In this section, we generate such narrow-band data from wide-band data.

  1. Select an utterance from the TIMIT index and listen to it. Drop every other value from its audio data array and save the result as a 8 kHz WAVE file. Listen to it, assess its quality and explain it.

  2. Compute the frequency response of a perfect low-pass filter with a sample rate of \(f=16\) kHz and a cutoff frequency \(f_c = 4\) kHz. Truncate and delay the impulse response of this filter to obtain an approximation that is causal and has a finite impulse response (FIR) of length \(N=127\). Plot the amplitude of its frequency response.

    Low pass frequency response
  3. Apply the low-pass filter to the original utterance audio data, then decimate it by a factor of two. Save the result as a 8 kHz WAVE file, listen to it and compare its quality with the audio data from paragraph 1.

  4. Measure the maximal error (in dB) between the perfect filter and its approximation in the pass-band \(0-3400\) Hz and in the stop-band \(4600 - 8000\) Hz (do not take into account the error induced by the delay). Is it good enough ?

  5. Show that increasing the filter length decreases the approximation error. Say that we can allow a maximal delay of 20 ms in the signal processing.

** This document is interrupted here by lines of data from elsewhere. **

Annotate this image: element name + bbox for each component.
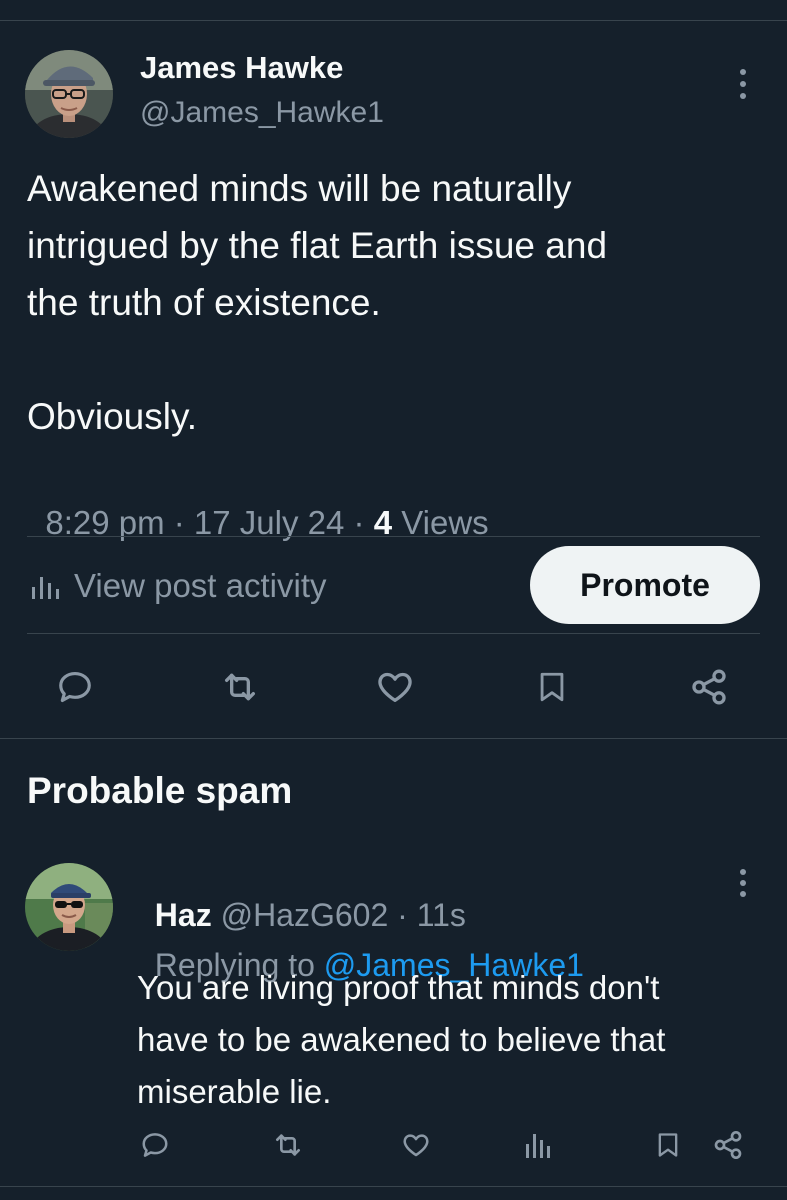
more-options-icon[interactable] xyxy=(728,66,758,102)
reply-retweet-icon[interactable] xyxy=(268,1125,308,1165)
reply-text-line: have to be awakened to believe that xyxy=(137,1021,666,1058)
retweet-icon[interactable] xyxy=(215,662,265,712)
reply-text: You are living proof that minds don't ha… xyxy=(137,962,767,1118)
section-title: Probable spam xyxy=(27,770,293,811)
reply-text-line: You are living proof that minds don't xyxy=(137,969,660,1006)
meta-divider xyxy=(27,536,760,537)
top-divider xyxy=(0,20,787,21)
reply-like-icon[interactable] xyxy=(396,1125,436,1165)
reply-bookmark-icon[interactable] xyxy=(648,1125,688,1165)
reply-avatar[interactable] xyxy=(25,863,113,951)
reply-share-icon[interactable] xyxy=(708,1125,748,1165)
activity-chart-icon xyxy=(30,573,60,599)
post-text-line: Obviously. xyxy=(27,396,197,437)
bookmark-icon[interactable] xyxy=(527,662,577,712)
post-metadata: 8:29 pm · 17 July 24 · 4 Views xyxy=(27,466,488,542)
reply-more-options-icon[interactable] xyxy=(728,866,758,900)
post-avatar[interactable] xyxy=(25,50,113,138)
activity-divider xyxy=(27,633,760,634)
reply-text-line: miserable lie. xyxy=(137,1073,332,1110)
post-text: Awakened minds will be naturally intrigu… xyxy=(27,160,767,445)
post-author-name[interactable]: James Hawke xyxy=(140,50,343,86)
post-text-line: the truth of existence. xyxy=(27,282,381,323)
like-icon[interactable] xyxy=(370,662,420,712)
view-post-activity-link[interactable]: View post activity xyxy=(30,566,327,606)
reply-views-icon[interactable] xyxy=(518,1125,558,1165)
promote-button-label: Promote xyxy=(580,566,710,603)
post-bottom-divider xyxy=(0,738,787,739)
post-text-line: intrigued by the flat Earth issue and xyxy=(27,225,608,266)
reply-reply-icon[interactable] xyxy=(135,1125,175,1165)
post-author-handle[interactable]: @James_Hawke1 xyxy=(140,96,384,130)
view-post-activity-label: View post activity xyxy=(74,567,327,604)
promote-button[interactable]: Promote xyxy=(530,546,760,624)
bottom-divider xyxy=(0,1186,787,1187)
share-icon[interactable] xyxy=(684,662,734,712)
reply-icon[interactable] xyxy=(50,662,100,712)
post-text-line: Awakened minds will be naturally xyxy=(27,168,572,209)
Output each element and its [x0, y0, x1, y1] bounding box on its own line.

Can solve our problem simply be increasing the length of the filter ?

  6. Multiply the FIR impulse responses obtained previously by a selection of some classic windows of appropriate size. Can this approach solve the approximation problem ?

Quantization

  1. Load the 8 kHz WAVE file obtained at step 3 (or later) of the previous section as an array of floats in the \([-1, +1]\) range. Make sure that the integer \(2^{15}\) has been mapped to the floating-point number \(1.0\). Have we lost any information with this representation 16-bit signed integer data as floating-points ?

  2. Implement a function quantizer_SNR that, given a Quantizer instance quantizer and a one-dimensional  floating-point array data, computes the signal-to-noise ratio (in dB) associated to the quantization of data by quantizer.

  3. Compute the power \(P\) (mean square value) of the audio data. What is the theoretical value of the quantization SNR -- under a high resolution assumption -- as a function of the number \(b\) of quantization bits ? Compute the effective quantization SNR for a uniform quantizer on \([-1, 1]\) and \(b=2,3,..., 12\) ; compare with the theory.

  4. Is the value 0 encoded exacly by these midrise quantizers ? Why ? What is the simplest way to design a uniform \(b\)-bit quantizer on \([-1,1]\) that has this property (is midtread) ? Compute the effective quantization SNR for such quantizers and compare with the results of the previous step.


  5. Display the SNR of the previous midrise and midtread quantizer for \(b\) in the \(13-24\) range. What is going on for 16 bits and above ? Why is there such a discrepancy between the experimental measures of the SNR and the theory ?

  6. We say that the quantizer \([\,\cdot\,]_2\) has a higher resolution than the quantizer \([\,\cdot\,]_1\) if any value produced by \([\,\cdot\,]_1\) is encoded without error by \([\,\cdot\,]_2\).

    Are our \(b\)-bit midrise and midtread quantizers higher resolution than the 16-bit quantizer used in the WAVE format when \(b \geq 16\) ?

    Design a family of uniform quantizers, indexed by the number of allocated bits \(b\), such that:

    • the 16-bit quantizer is consistent with the 16-bit WAVE quantizer,
    • if \(b_1 \leq b_2\), the \(b_2\)-bit quantizer has a higher resolution than the \(b_1\)-bit quantizer.

    Compute the effective quantization SNR for such quantizers and compare with the previous experimental results.

  7. Quantize the data with the (8-bit, nonlinear) \(\mu\)-law quantizer. What is the corresponding SNR ? How many bits would be required to achieve the same precision with a uniform quantizer ? Show that the 16-bit linear quantizer is higher-resolution than the \(\mu\)-law quantizer.

  8. Create an histogram of the values \(x\) of data and find a parameter \(a\) such that the probability density proportional to \(\exp -a |x|\) is a decent approximation of the repartion of the data.

    Implement the nonlinear quantizer that is optimal w.r.t. this probability law. Compute its SNR and compare with the \(\mu\)-law.